Influence of advanced structural modeling technique, mainshock-aftershock sequences, and ground-motion types on seismic fragility of low-rise RC structures

Large earthquakes are rare natural hazards, having catastrophic impact on society due to loss of lives, damage to constructed facilities, and business interruption. Because of damage accumulation due to the main strong shaking, aftershocks potentially endanger the safety of residents and subsequently increase financial loss due to downtime and repair costs. Therefore, accurate prediction of the seismic performance of structures in the post-earthquake stage is critical for disaster risk mitigation.

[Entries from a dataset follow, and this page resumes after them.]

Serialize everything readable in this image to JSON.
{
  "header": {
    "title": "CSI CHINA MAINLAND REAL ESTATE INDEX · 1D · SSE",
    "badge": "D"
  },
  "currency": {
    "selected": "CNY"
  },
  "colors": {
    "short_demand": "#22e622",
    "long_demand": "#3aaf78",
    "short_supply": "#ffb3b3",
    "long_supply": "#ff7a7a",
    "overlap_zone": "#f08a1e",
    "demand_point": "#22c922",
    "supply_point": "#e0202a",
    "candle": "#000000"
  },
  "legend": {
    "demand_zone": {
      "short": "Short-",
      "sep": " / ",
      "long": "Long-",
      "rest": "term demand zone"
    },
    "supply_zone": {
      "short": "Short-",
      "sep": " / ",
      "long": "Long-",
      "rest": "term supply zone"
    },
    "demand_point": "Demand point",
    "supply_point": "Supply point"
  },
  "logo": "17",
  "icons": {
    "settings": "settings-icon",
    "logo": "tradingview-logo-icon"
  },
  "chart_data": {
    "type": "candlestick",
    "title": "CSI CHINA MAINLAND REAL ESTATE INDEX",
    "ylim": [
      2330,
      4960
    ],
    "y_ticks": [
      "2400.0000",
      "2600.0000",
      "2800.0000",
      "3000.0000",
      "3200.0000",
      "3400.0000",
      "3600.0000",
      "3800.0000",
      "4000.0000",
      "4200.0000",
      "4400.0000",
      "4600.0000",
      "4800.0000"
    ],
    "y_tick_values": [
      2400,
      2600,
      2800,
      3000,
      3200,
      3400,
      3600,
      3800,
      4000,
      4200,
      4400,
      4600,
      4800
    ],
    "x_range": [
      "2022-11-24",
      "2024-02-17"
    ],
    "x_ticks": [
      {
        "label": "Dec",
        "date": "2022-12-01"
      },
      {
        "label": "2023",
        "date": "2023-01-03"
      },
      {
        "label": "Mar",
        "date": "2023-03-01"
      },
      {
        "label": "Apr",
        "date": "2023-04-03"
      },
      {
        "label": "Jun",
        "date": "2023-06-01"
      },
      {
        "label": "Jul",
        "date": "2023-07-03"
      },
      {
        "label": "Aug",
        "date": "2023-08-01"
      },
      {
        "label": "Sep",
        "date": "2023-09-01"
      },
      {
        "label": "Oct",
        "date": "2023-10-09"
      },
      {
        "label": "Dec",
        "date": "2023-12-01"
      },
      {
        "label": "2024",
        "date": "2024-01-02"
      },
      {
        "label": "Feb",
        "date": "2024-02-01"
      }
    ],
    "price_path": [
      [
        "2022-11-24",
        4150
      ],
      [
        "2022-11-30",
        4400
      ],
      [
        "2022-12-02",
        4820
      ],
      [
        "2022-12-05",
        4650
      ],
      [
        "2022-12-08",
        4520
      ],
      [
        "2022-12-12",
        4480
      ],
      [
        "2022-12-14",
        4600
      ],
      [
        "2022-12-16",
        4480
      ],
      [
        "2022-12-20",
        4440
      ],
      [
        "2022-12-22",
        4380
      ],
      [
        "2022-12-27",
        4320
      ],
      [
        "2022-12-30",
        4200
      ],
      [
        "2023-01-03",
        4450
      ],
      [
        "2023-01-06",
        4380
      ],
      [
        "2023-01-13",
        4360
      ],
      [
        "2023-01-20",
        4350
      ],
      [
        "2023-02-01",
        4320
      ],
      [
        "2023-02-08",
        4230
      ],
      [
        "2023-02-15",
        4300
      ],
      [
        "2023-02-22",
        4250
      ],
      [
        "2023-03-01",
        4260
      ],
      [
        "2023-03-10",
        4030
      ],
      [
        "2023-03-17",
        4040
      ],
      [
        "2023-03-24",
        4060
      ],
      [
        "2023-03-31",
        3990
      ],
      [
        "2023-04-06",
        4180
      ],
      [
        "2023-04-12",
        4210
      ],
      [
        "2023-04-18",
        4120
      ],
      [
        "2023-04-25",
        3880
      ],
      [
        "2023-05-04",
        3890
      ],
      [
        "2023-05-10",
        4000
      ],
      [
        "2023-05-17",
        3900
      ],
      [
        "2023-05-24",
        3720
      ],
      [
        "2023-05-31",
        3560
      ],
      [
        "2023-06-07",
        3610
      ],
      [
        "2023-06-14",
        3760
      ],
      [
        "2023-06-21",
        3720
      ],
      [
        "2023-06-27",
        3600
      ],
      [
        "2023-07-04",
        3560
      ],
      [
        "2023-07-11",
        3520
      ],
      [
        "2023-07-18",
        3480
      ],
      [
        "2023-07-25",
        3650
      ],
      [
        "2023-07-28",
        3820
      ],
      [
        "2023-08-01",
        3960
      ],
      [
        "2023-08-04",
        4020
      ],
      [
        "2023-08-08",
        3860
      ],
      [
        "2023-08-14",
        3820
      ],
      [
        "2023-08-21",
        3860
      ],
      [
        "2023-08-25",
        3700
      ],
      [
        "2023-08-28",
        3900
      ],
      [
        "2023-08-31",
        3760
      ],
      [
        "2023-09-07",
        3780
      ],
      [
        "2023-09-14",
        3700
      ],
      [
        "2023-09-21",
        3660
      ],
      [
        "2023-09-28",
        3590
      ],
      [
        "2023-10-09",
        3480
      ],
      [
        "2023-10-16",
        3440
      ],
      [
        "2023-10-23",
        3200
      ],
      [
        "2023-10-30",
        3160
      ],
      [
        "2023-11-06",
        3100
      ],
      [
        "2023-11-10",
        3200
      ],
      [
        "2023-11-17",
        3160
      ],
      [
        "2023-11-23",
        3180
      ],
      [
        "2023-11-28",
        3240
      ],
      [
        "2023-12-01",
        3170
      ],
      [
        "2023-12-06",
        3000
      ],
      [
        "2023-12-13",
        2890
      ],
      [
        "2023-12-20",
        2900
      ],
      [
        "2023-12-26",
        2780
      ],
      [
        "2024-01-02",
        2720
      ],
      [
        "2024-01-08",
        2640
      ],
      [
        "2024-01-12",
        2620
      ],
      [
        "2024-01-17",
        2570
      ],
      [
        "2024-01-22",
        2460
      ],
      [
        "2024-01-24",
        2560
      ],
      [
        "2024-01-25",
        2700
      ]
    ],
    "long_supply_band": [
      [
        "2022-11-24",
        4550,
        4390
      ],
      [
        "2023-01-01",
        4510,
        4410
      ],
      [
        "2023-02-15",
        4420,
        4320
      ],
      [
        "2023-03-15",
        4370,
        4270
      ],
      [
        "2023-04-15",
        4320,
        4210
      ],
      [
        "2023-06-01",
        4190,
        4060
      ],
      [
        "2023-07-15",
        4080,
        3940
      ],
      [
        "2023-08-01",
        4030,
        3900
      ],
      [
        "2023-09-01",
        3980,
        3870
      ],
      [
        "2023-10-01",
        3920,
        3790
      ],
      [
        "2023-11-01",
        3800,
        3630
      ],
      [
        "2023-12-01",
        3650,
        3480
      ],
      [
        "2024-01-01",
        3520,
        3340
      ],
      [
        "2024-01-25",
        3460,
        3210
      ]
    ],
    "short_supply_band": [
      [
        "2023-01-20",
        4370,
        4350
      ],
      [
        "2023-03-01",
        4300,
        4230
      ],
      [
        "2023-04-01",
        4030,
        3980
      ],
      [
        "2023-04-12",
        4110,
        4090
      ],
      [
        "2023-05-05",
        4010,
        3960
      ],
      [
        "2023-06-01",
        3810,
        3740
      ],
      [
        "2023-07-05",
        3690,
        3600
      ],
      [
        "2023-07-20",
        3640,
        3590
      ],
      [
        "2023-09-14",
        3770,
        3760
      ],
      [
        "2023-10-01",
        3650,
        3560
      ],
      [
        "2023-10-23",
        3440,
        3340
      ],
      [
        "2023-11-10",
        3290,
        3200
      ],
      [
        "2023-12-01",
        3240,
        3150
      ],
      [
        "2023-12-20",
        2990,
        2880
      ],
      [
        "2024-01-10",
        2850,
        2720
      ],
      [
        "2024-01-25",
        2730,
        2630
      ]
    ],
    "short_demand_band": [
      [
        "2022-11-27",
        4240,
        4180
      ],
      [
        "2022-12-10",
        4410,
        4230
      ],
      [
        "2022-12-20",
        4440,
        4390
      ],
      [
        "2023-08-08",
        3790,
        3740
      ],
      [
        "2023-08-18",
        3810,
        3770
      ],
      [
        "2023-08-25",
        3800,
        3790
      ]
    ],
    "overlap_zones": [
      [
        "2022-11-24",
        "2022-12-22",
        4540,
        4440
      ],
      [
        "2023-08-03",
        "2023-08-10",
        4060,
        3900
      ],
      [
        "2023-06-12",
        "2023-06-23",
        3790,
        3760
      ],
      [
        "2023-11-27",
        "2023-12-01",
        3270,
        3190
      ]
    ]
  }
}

This paper employs an advanced structural modeling technique, which can simulate various features of cyclic degradation in material and structural components using nonlinear fiber beam-column elements. The model accounts for inelastic buckling and low-cycle fatigue degradation of longitudinal reinforcement and can simulate multiple failure modes of reinforced concrete structures under dynamic loading. Furthermore, a comprehensive ground motion selection accounting for multiple types of ground motions, such as shallow crustal, deep inslab, and subduction earthquakes, is implemented. Finally, a new set of fragility curves has been developed for each ground motion type, which accounts for the aftershock effects and influence of ground motion types on cyclic degradation and failure modes of low-rise reinforced concrete structures. It was found that slight and moderate damage is not significantly affected by major aftershocks for different ground motions types. However, considering aftershocks increases the probability of exceedance of damage for extensive and complete damage up to 5% and 10% for inslab and crustal event, respectively. The proposed methodology significantly improves the accuracy of seismic risk and vulnerability assessment by reducing the uncertainties associated with structural modeling and variability of earthquake ground motions.